Несколько минут молчанья. Старец сидит, тяжело опустившись; движеньем губ творит он молитву, а слов не слышно. Радостным ликом, светлыми очами смотрит вдовица на прохожего трудника и тоже тайно молитву творит. Безмолвно сидят келейницы, истово перебирая лестовки. Мерно чикает маятник стенных часов, что висели у входа в моленную.

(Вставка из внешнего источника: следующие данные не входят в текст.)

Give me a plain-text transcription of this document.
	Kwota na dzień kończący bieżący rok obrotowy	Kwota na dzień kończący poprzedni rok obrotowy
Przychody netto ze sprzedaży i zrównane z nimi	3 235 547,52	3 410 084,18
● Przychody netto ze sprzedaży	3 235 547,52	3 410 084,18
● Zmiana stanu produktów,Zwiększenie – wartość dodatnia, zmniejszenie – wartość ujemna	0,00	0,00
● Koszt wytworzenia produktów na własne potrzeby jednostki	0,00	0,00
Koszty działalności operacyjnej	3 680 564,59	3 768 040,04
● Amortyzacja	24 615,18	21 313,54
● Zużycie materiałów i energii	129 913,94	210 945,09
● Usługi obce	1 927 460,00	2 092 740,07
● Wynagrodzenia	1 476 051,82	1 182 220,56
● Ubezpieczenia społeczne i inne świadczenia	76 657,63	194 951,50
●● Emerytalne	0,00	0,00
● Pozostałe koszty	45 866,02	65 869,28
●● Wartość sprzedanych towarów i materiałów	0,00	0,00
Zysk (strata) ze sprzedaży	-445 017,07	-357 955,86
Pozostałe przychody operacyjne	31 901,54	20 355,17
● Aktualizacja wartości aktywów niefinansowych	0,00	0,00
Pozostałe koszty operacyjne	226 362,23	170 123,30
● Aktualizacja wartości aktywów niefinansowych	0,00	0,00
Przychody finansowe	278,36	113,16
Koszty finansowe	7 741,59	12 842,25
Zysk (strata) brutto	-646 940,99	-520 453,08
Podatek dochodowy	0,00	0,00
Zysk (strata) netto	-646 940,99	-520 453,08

— В пустыне жил я, матушка, — тихой речью заговорил обогревшийся старец. — В пустыне я жил — недалеко отсюда — в Поломских лесах. Немалое время провождал, грешный, в пустыне… Келейку своими руками построил, печку сложил ради зимнего мраза; помышлял тут и жизнь свою грешную кончить… А вот — две недели тому — на самое сборное воскресенье попущение божие было. Отлучился аз, грешный, раде телесныя нужды, дровишек набрать из буреломника. Подхожу к келейке — только дымок от головешек мало-мало курится… Сгорела!.. Немалое время жил я в той келейке, матушка, сорок лет, и не было ко мне ни езду ни ходу; сорок лет людей не видал… Сгорела!.. Привык я к келейке, матушка, чаял в ней помереть, домовину выдолбил — думал в ней лечь, в келейке стояла у меня… Сгорела!.. Годы мои старые, а плоть немощна. Не снести без келейки зимняго мразу — треба нову поставить… И вот, слыша от боголюбцев про твои великия добродетели, добрел я до тебя, Евпраксия Михайловна, — дай пережить у тебя до лета; не оставь меня, грешнаго, ради Христа. А летом, богу изволющу, побрел бы я опять в свою пустыньку, опять бы кельеночку поставил, домовинушку бы сделал… Не оставь Христа ради!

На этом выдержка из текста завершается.